Saint-Louis: Combining a drug for rheumatoid arthritis with one that targets the
chikungunya virus can eliminate the signs of chikungunya arthritis in
mice in the disease’s earliest stage, according to researchers at
Washington University School of Medicine in St. Louis. The findings could lead to a drug therapy for the painful, debilitating condition for which there currently is no treatment.
“We found that combining these two drugs could abolish the signs of arthritis in mice during the acute phase,” said Deborah Lenschow, MD, PhD,
an associate professor of medicine and the study’s co-senior author,
referring to the phase in the first weeks after infection.
The study is published Feb. 1 in Science Translational Medicine.
Until about a decade ago, chikungunya virus, which is transmitted by
mosquitoes, mainly was restricted to East Africa and South Asia. But in
recent years the virus has spread around the world. The first case
originating in the Western Hemisphere was reported in late 2013, and by
the end of 2015, the virus had infected an estimated 1.8 million people
in the Americas.
Chikungunya infection causes fever and severe joint pain, as well as
rash, muscle pain and fatigue.
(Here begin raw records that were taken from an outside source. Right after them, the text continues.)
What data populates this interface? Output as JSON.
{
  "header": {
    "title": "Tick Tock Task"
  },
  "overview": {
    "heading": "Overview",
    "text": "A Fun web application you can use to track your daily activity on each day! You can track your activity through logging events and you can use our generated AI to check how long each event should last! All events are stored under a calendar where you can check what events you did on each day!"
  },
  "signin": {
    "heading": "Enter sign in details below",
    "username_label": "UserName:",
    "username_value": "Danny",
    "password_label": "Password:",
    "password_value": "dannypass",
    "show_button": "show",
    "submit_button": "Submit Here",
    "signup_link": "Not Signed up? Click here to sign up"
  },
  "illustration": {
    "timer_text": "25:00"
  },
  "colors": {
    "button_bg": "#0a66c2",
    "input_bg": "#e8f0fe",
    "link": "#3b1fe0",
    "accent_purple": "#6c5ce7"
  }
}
The majority of patients continue to
experience joint pain six months after infection, and for some, the
arthritis continues for years.
“We were seeing people at our rheumatology clinic whose signs and
symptoms really mimicked rheumatoid arthritis but who had been infected
with chikungunya,” Lenschow said. “This raised the question in our
minds, ‘Would therapeutics we use to treat rheumatoid arthritis be of
any benefit to patients with chikungunya arthritis?’”
To find out, Lenschow, co-senior author Michael Diamond, MD, PhD,
and colleagues tested a panel of six rheumatoid arthritis drugs – all
approved by the Food and Drug Administration for use in patients – on
mice infected with chikungunya virus.
All six drugs work by suppressing the activity of the immune system.
Although different in many ways, rheumatoid arthritis and chikungunya
arthritis both involve out-of-control immune activity in the joints.
The researchers injected seven groups of mice with the virus and
three days later administered one of the six arthritis drugs or a
placebo to each group of mice. A week after infection – when the mice’s
arthritis signs were at their peak – the researchers measured the amount
of swelling around the joints as well as the numbers of immune cells
and molecules in the affected areas.
Two of the drugs – abatacept and tofacitinib – significantly reduced
the swelling and the levels of immune cells and molecules. Importantly,
the levels of live virus did not increase in the animals given the
immunosuppressive arthritis drugs.
“There was a significant concern that administering any
immunosuppressive drug would allow the virus to escape from immune
control, leading to worse outcomes in the long term,” said Diamond, the
Herbert S. Gasser Professor of Medicine. “We’ve seen that with other
viruses, but in this case, none of the drugs seemed to exacerbate viral
replication. This raises the possibility that these drugs can be safely
investigated in humans.”
The treatment was only partially successful at resolving the
arthritis, however, which led the researchers to test whether adding a
human antibody against chikungunya virus could improve the
effectiveness.
As before, the researchers infected mice with the virus and three
days later dosed them with the arthritis drug abatacept, the antiviral
drug or both. Each drug individually reduced joint swelling a week after
infection. But when abatacept and the antiviral drug were used
together, the joint swelling and the infectious virus in the animals’
joints were eliminated.
“We saw real improvement in the acute phase, but unfortunately, the
drug interventions we tried failed to correct the chronic phase,”
Diamond said.
In humans, the chronic phase of chikungunya arthritis starts three
weeks after initial infection and lasts as long as the patient continues
to experience joint pain, which can be three or four years. During the
chronic phase, infectious virus is no longer detectable in the joints,
but viral genetic material persists and may be sufficient to trigger an
ongoing immune response, causing the tissue damage that patients
perceive as arthritis.
The researchers found a similar pattern in the mice treated with the
drug combination: By four weeks after infection, live virus was no
longer present in the animals’ joints, but viral genetic material
remained, suggesting that the drugs had not eliminated the chronic phase
of the disease.
It is possible that a treatment that reduces arthritis symptoms in
the first weeks after infection could lower the chance that the disease
becomes chronic, but no data has yet been published for or against the
possibility. Still, any effective treatment, even if short-lived, would
be a boon for chikungunya patients, who currently have no proven
treatment options. Lenschow has discussed beginning a human study with
colleagues in Brazil, but plans are not yet finalized.
“In those first weeks, people are really very sick with a high fever
and a lot of pain, so if further studies show that this combination
treatment is effective in humans, that will have real benefits for
patients,” Diamond said. “As for the chronic phase, we’re going to
continue looking for other treatment strategies.”